Son bagage culturel constitue bien sûr un atout pour la jeune artiste, diplômée du Conservatoire dramatique de Montréal en 2003. Or, sa chance, c'est d'avoir tout de suite travaillé en sortant de l'école. «Quand on sort, on est gonflé à bloc. On a été nourri et stimulé pendant trois ans, on a envie de jouer avec d'autres gens, expose-t-elle. Mais des fois, tu ne travailles pas et c'est facile de se perdre dans des jobines, de s'éloigner de ce milieu-là.

«Moi, j'ai toujours réussi à travailler ou à faire des choses connexes, j'ai eu cette chance-là, poursuit-elle. C'est un métier où il faut être patient, mais c'est dur d'être patient. Il faut saisir au vol les chances qui se présentent et c'est ce que je vais faire cette année.»

De grandes amoureuses

Même si elle dégage par moments une certaine candeur, Émilie Bibeau semble envisager son métier avec davantage de sérieux que de romantisme. «Je l'aborde d'une manière romantique quand je suis dans le vif du travail», précise-t-elle, un peu embêtée par la remarque. Si embêtée qu'elle prendra soin de préciser sa pensée par courriel, plusieurs heures après son passage à La Presse.

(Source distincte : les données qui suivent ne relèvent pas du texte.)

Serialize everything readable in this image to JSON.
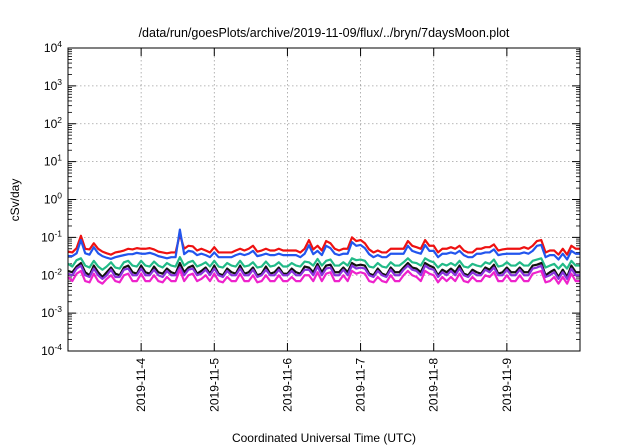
{
  "chart_data": {
    "type": "line",
    "title": "/data/run/goesPlots/archive/2019-11-09/flux/../bryn/7daysMoon.plot",
    "xlabel": "Coordinated Universal Time (UTC)",
    "ylabel": "cSv/day",
    "yscale": "log",
    "ylim": [
      0.0001,
      10000
    ],
    "ytick_labels": [
      {
        "base": "10",
        "exp": "-4"
      },
      {
        "base": "10",
        "exp": "-3"
      },
      {
        "base": "10",
        "exp": "-2"
      },
      {
        "base": "10",
        "exp": "-1"
      },
      {
        "base": "10",
        "exp": "0"
      },
      {
        "base": "10",
        "exp": "1"
      },
      {
        "base": "10",
        "exp": "2"
      },
      {
        "base": "10",
        "exp": "3"
      },
      {
        "base": "10",
        "exp": "4"
      }
    ],
    "xlim": [
      "2019-11-03T00:00",
      "2019-11-10T00:00"
    ],
    "x_tick_labels": [
      "2019-11-4",
      "2019-11-5",
      "2019-11-6",
      "2019-11-7",
      "2019-11-8",
      "2019-11-9"
    ],
    "grid": true,
    "legend": "none",
    "sampling": "regular intervals from 2019-11-03T00:00 to 2019-11-10T00:00",
    "series": [
      {
        "color": "#ee1111",
        "values": [
          0.042,
          0.04,
          0.052,
          0.11,
          0.05,
          0.048,
          0.07,
          0.05,
          0.042,
          0.038,
          0.035,
          0.04,
          0.042,
          0.045,
          0.05,
          0.048,
          0.052,
          0.05,
          0.05,
          0.052,
          0.048,
          0.042,
          0.04,
          0.038,
          0.04,
          0.04,
          0.12,
          0.05,
          0.06,
          0.058,
          0.045,
          0.05,
          0.045,
          0.04,
          0.055,
          0.04,
          0.04,
          0.04,
          0.04,
          0.045,
          0.05,
          0.045,
          0.05,
          0.06,
          0.042,
          0.045,
          0.05,
          0.045,
          0.045,
          0.05,
          0.045,
          0.045,
          0.045,
          0.045,
          0.04,
          0.05,
          0.085,
          0.048,
          0.06,
          0.045,
          0.08,
          0.07,
          0.05,
          0.045,
          0.05,
          0.05,
          0.1,
          0.08,
          0.085,
          0.07,
          0.048,
          0.04,
          0.045,
          0.04,
          0.04,
          0.05,
          0.05,
          0.05,
          0.05,
          0.08,
          0.06,
          0.055,
          0.05,
          0.085,
          0.06,
          0.06,
          0.04,
          0.05,
          0.05,
          0.055,
          0.05,
          0.06,
          0.045,
          0.04,
          0.04,
          0.05,
          0.05,
          0.055,
          0.055,
          0.065,
          0.045,
          0.048,
          0.05,
          0.05,
          0.05,
          0.05,
          0.055,
          0.05,
          0.06,
          0.08,
          0.085,
          0.04,
          0.045,
          0.045,
          0.035,
          0.05,
          0.035,
          0.06,
          0.05,
          0.05
        ]
      },
      {
        "color": "#2255ee",
        "values": [
          0.032,
          0.032,
          0.038,
          0.085,
          0.038,
          0.035,
          0.055,
          0.038,
          0.032,
          0.029,
          0.027,
          0.03,
          0.032,
          0.034,
          0.036,
          0.036,
          0.039,
          0.037,
          0.037,
          0.039,
          0.036,
          0.032,
          0.03,
          0.028,
          0.03,
          0.03,
          0.16,
          0.036,
          0.044,
          0.042,
          0.034,
          0.037,
          0.034,
          0.03,
          0.04,
          0.03,
          0.03,
          0.03,
          0.03,
          0.034,
          0.037,
          0.034,
          0.037,
          0.044,
          0.032,
          0.034,
          0.037,
          0.034,
          0.034,
          0.037,
          0.034,
          0.034,
          0.034,
          0.034,
          0.03,
          0.037,
          0.062,
          0.036,
          0.044,
          0.034,
          0.06,
          0.052,
          0.037,
          0.034,
          0.037,
          0.037,
          0.075,
          0.06,
          0.063,
          0.052,
          0.036,
          0.03,
          0.034,
          0.03,
          0.03,
          0.037,
          0.037,
          0.037,
          0.037,
          0.06,
          0.044,
          0.04,
          0.037,
          0.063,
          0.044,
          0.044,
          0.03,
          0.037,
          0.037,
          0.04,
          0.037,
          0.044,
          0.034,
          0.03,
          0.03,
          0.037,
          0.037,
          0.04,
          0.04,
          0.048,
          0.034,
          0.036,
          0.037,
          0.037,
          0.037,
          0.037,
          0.04,
          0.037,
          0.044,
          0.06,
          0.063,
          0.03,
          0.034,
          0.034,
          0.026,
          0.037,
          0.026,
          0.044,
          0.037,
          0.037
        ]
      },
      {
        "color": "#22bb88",
        "values": [
          0.02,
          0.017,
          0.025,
          0.028,
          0.018,
          0.016,
          0.024,
          0.017,
          0.014,
          0.017,
          0.022,
          0.016,
          0.015,
          0.022,
          0.024,
          0.018,
          0.017,
          0.024,
          0.018,
          0.017,
          0.023,
          0.018,
          0.016,
          0.021,
          0.018,
          0.017,
          0.03,
          0.018,
          0.022,
          0.024,
          0.017,
          0.019,
          0.022,
          0.017,
          0.024,
          0.017,
          0.016,
          0.021,
          0.018,
          0.017,
          0.024,
          0.017,
          0.018,
          0.022,
          0.016,
          0.017,
          0.023,
          0.017,
          0.018,
          0.022,
          0.017,
          0.017,
          0.021,
          0.018,
          0.017,
          0.023,
          0.022,
          0.018,
          0.027,
          0.018,
          0.024,
          0.026,
          0.018,
          0.018,
          0.022,
          0.018,
          0.028,
          0.025,
          0.026,
          0.024,
          0.017,
          0.016,
          0.021,
          0.017,
          0.016,
          0.022,
          0.018,
          0.018,
          0.022,
          0.028,
          0.022,
          0.021,
          0.018,
          0.028,
          0.024,
          0.022,
          0.016,
          0.02,
          0.018,
          0.021,
          0.018,
          0.024,
          0.017,
          0.016,
          0.02,
          0.018,
          0.017,
          0.022,
          0.02,
          0.026,
          0.017,
          0.018,
          0.022,
          0.018,
          0.018,
          0.022,
          0.018,
          0.018,
          0.024,
          0.026,
          0.028,
          0.016,
          0.018,
          0.02,
          0.015,
          0.02,
          0.015,
          0.024,
          0.018,
          0.018
        ]
      },
      {
        "color": "#111111",
        "values": [
          0.013,
          0.012,
          0.017,
          0.021,
          0.012,
          0.01,
          0.018,
          0.012,
          0.009,
          0.012,
          0.016,
          0.011,
          0.01,
          0.016,
          0.018,
          0.012,
          0.011,
          0.018,
          0.012,
          0.011,
          0.017,
          0.012,
          0.011,
          0.015,
          0.012,
          0.011,
          0.021,
          0.012,
          0.016,
          0.018,
          0.011,
          0.013,
          0.016,
          0.011,
          0.018,
          0.011,
          0.01,
          0.015,
          0.012,
          0.011,
          0.018,
          0.011,
          0.012,
          0.016,
          0.01,
          0.011,
          0.017,
          0.011,
          0.012,
          0.016,
          0.011,
          0.011,
          0.015,
          0.012,
          0.011,
          0.017,
          0.016,
          0.012,
          0.02,
          0.012,
          0.018,
          0.019,
          0.012,
          0.012,
          0.016,
          0.012,
          0.021,
          0.018,
          0.019,
          0.018,
          0.011,
          0.01,
          0.015,
          0.011,
          0.01,
          0.016,
          0.012,
          0.012,
          0.016,
          0.021,
          0.016,
          0.015,
          0.012,
          0.021,
          0.018,
          0.016,
          0.01,
          0.014,
          0.012,
          0.015,
          0.012,
          0.018,
          0.011,
          0.01,
          0.014,
          0.012,
          0.011,
          0.016,
          0.014,
          0.019,
          0.011,
          0.012,
          0.016,
          0.012,
          0.012,
          0.016,
          0.012,
          0.012,
          0.018,
          0.019,
          0.021,
          0.01,
          0.012,
          0.014,
          0.009,
          0.014,
          0.009,
          0.018,
          0.012,
          0.012
        ]
      },
      {
        "color": "#8833dd",
        "values": [
          0.011,
          0.01,
          0.015,
          0.018,
          0.01,
          0.009,
          0.015,
          0.01,
          0.008,
          0.01,
          0.014,
          0.009,
          0.009,
          0.014,
          0.015,
          0.01,
          0.01,
          0.015,
          0.01,
          0.01,
          0.014,
          0.01,
          0.009,
          0.013,
          0.01,
          0.01,
          0.016,
          0.01,
          0.014,
          0.015,
          0.01,
          0.011,
          0.014,
          0.01,
          0.015,
          0.01,
          0.009,
          0.013,
          0.01,
          0.01,
          0.015,
          0.01,
          0.01,
          0.014,
          0.009,
          0.01,
          0.014,
          0.01,
          0.01,
          0.014,
          0.01,
          0.01,
          0.013,
          0.01,
          0.01,
          0.014,
          0.014,
          0.01,
          0.017,
          0.01,
          0.015,
          0.016,
          0.01,
          0.01,
          0.014,
          0.01,
          0.018,
          0.015,
          0.016,
          0.015,
          0.01,
          0.009,
          0.013,
          0.01,
          0.009,
          0.014,
          0.01,
          0.01,
          0.014,
          0.018,
          0.014,
          0.013,
          0.01,
          0.018,
          0.015,
          0.014,
          0.009,
          0.012,
          0.01,
          0.013,
          0.01,
          0.015,
          0.01,
          0.009,
          0.012,
          0.01,
          0.01,
          0.014,
          0.012,
          0.016,
          0.01,
          0.01,
          0.014,
          0.01,
          0.01,
          0.014,
          0.01,
          0.01,
          0.015,
          0.016,
          0.018,
          0.009,
          0.01,
          0.012,
          0.008,
          0.012,
          0.008,
          0.015,
          0.01,
          0.01
        ]
      },
      {
        "color": "#ee22cc",
        "values": [
          0.009,
          0.007,
          0.011,
          0.013,
          0.007,
          0.0065,
          0.011,
          0.007,
          0.006,
          0.008,
          0.01,
          0.007,
          0.0065,
          0.01,
          0.011,
          0.007,
          0.007,
          0.011,
          0.007,
          0.007,
          0.01,
          0.007,
          0.0065,
          0.009,
          0.007,
          0.007,
          0.014,
          0.007,
          0.01,
          0.011,
          0.007,
          0.008,
          0.01,
          0.007,
          0.011,
          0.007,
          0.0065,
          0.009,
          0.007,
          0.007,
          0.011,
          0.007,
          0.007,
          0.01,
          0.0065,
          0.007,
          0.01,
          0.007,
          0.007,
          0.01,
          0.007,
          0.007,
          0.009,
          0.007,
          0.007,
          0.01,
          0.01,
          0.007,
          0.012,
          0.007,
          0.011,
          0.012,
          0.007,
          0.007,
          0.01,
          0.007,
          0.013,
          0.011,
          0.012,
          0.011,
          0.007,
          0.0065,
          0.009,
          0.007,
          0.0065,
          0.01,
          0.007,
          0.007,
          0.01,
          0.013,
          0.01,
          0.009,
          0.007,
          0.013,
          0.011,
          0.01,
          0.0065,
          0.009,
          0.007,
          0.009,
          0.007,
          0.011,
          0.007,
          0.0065,
          0.009,
          0.007,
          0.007,
          0.01,
          0.009,
          0.012,
          0.007,
          0.007,
          0.01,
          0.007,
          0.007,
          0.01,
          0.007,
          0.007,
          0.011,
          0.012,
          0.013,
          0.0065,
          0.007,
          0.009,
          0.006,
          0.009,
          0.006,
          0.011,
          0.007,
          0.007
        ]
      }
    ]
  }
}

«Même si je pense être très passionnée par mon métier, que je pense être la plupart du temps très romantique dans ma façon de l'aborder, de rêver à mes rôles ou aux pièces dans lesquelles je joue, le fait de ne pas oublier que ça demeure un travail m'aide à garder un certain équilibre, écrit-elle. Comme nous nous trouvons souvent dans les extrêmes (...) je crois que c'est essentiel. Aussi, pour moi, la passion n'empêche pas l'organisation. En bref, je suis pour un romantisme rigoureux!»

Une romantique rigoureuse? L'étiquette va comme un gant à cette jeune femme à la pensée nette, mais qu'on devine rêveuse. Et c'est sûrement sa propension à rêver qui l'incite à voir Polly Peachum et Ophélie, des filles manipulées et éconduites par leur amant, d'abord comme de grandes amoureuses.

«Jouer de grandes amoureuses, des femmes complètement investies dans leur amour, c'est quelque chose de vraiment plus large que soi et c'est le fun à jouer. C'est beau et c'est noble, l'amour, dit-elle. C'est une belle zone de l'être humain.»

Polly et Ophélie, amoureuses trahies

Emblème de la dramaturgie mondiale, Hamlet jouit d'une renommée qui rejaillit sur ses principaux protagonistes. Ainsi, nul besoin d'être expert en théâtre élisabéthain pour savoir que la belle Ophélie, repoussée par le prince Hamlet, sombre dans la folie et est retrouvée noyée.

Sa mort mystérieuse accident? suicide? a inspiré de nombreux tableaux (par Delacroix, Waterhouse, Cabanel), dont le plus célèbre est peut-être celui de John Everett Millais, conservé à la Tate Gallery de Londres. Une reproduction de ce tableau a déjà orné la couverture de Hamlet publié dans la collection Folio.

Polly Peachum, en revanche, n'est pas aussi universellement connue. Fille de Jonathan Peachum, le roi des mendiants, elle s'amourache de Macheath, fuit la maison familiale et se marie en cachette avec ce prince des voleurs. Furieux, son paternel menace de troubler le couronnement de la reine si la police ne met pas Macheath en prison.

Lorsqu'elle ira le visiter derrière les barreaux, Polly découvrira qu'elle n'est pas la seule à qui son bandit chéri a promis son amour, et sera aussi brutalement repoussée par lui. Grâce à une acrobatie du scénario qu'on oserait qualifier de deus ex machina ironique, l'amour finira toutefois par triompher.